The New York Police Department said it had around 2,400 officers out sick Monday, nearly 7 percent of its uniformed workforce.
That’s double the department’s daily average number of sick employees, according to an NYPD news release.
The department said the absences have so far had a minimal impact, but that the “NYPD is extremely concerned for the well-being of officers.”
As of Monday morning, 129 officers and non-uniform members had tested positive for the virus.
Anyone from New York City and the surrounding area who goes to Florida will be expected to self-quarantine for two weeks under an executive order from Gov.
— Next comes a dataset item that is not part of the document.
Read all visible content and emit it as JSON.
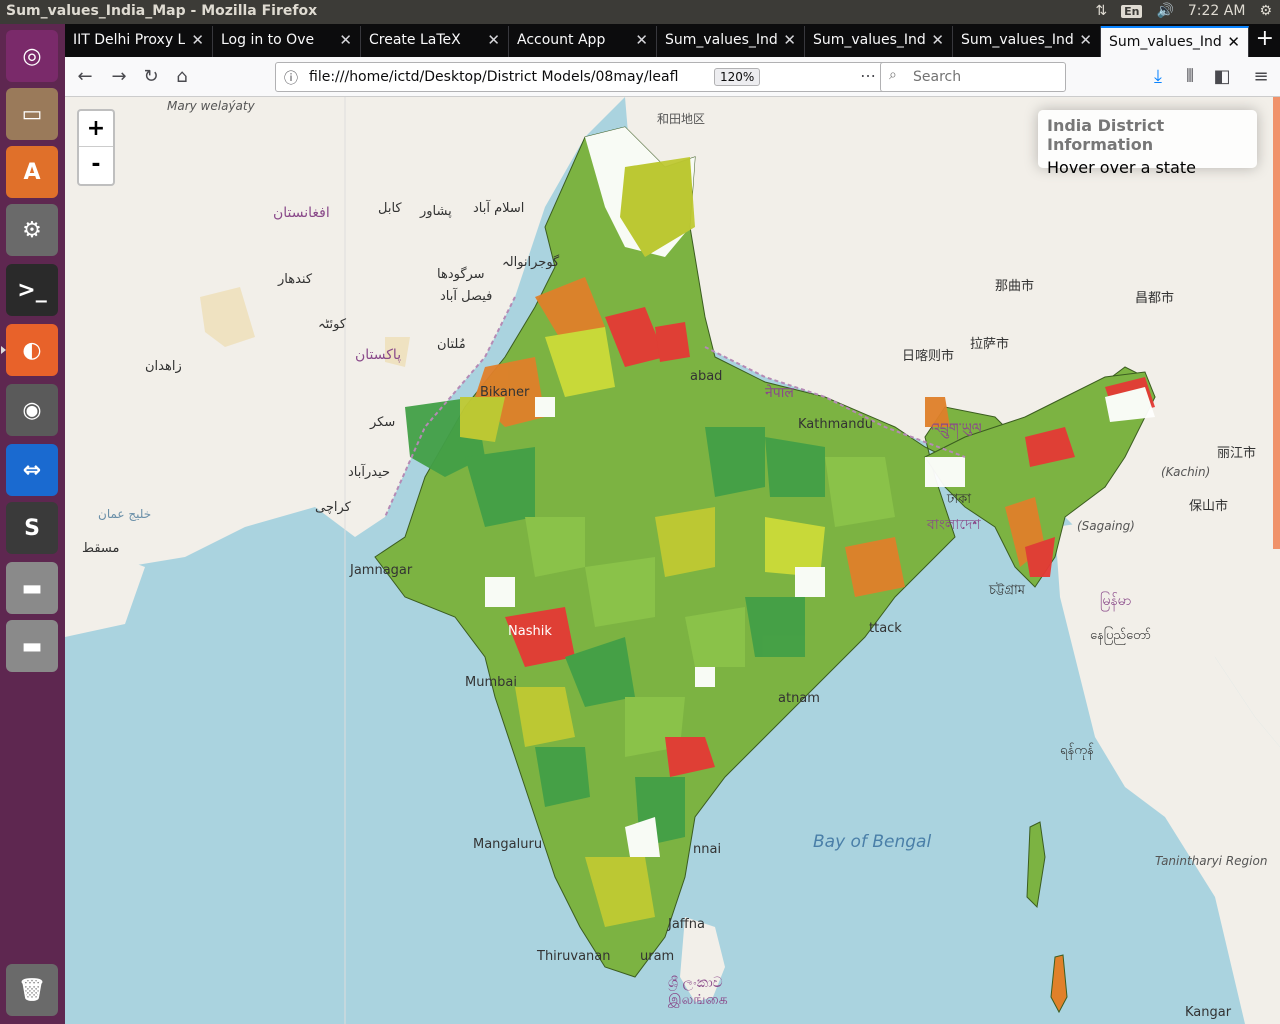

Ron DeSantis.
DeSantis said on Monday that there are more than 100 flights arriving in Florida each day from New York City and its environs, and he believes that there’s at least one person on every flight who has the new coronavirus.
He said arriving passengers will be screened and told they must self-quarantine and not stay with family or friends.
People who were in close contact with someone who died of COVID-19 should not attend their funeral services because of the risk they could infect others, according to guidance from New York’s health agency.
The state has also limited funeral gatherings to 50% of a funeral home’s maximum capacity or 50 individuals, whichever is lower. There’s no known risk from being in the same room with the body of someone who died from the disease, but the state’s guidance says “people should consider not touching the body.”
“While we all may want to celebrate our loved ones’ lives and memorialize them, at this time, we must continue to practice social distancing and limit large public gatherings, including at funeral services,” said Attorney General Letitia James.
Cuomo said his administration is starting to think about how to get the state’s economy moving again once the worst of the outbreak passes, and whether young people or people who have recovered from COVID-19 could return to work sooner than vulnerable New Yorkers.
“You turned off the engine quickly,” he said. “How do you now start or begin to restart or plan to restart that economic engine?”
Hill and Associated Press writer Marina Villeneuve contributed from Albany, N.Y. AP writer Jennifer Peltz contributed from New York.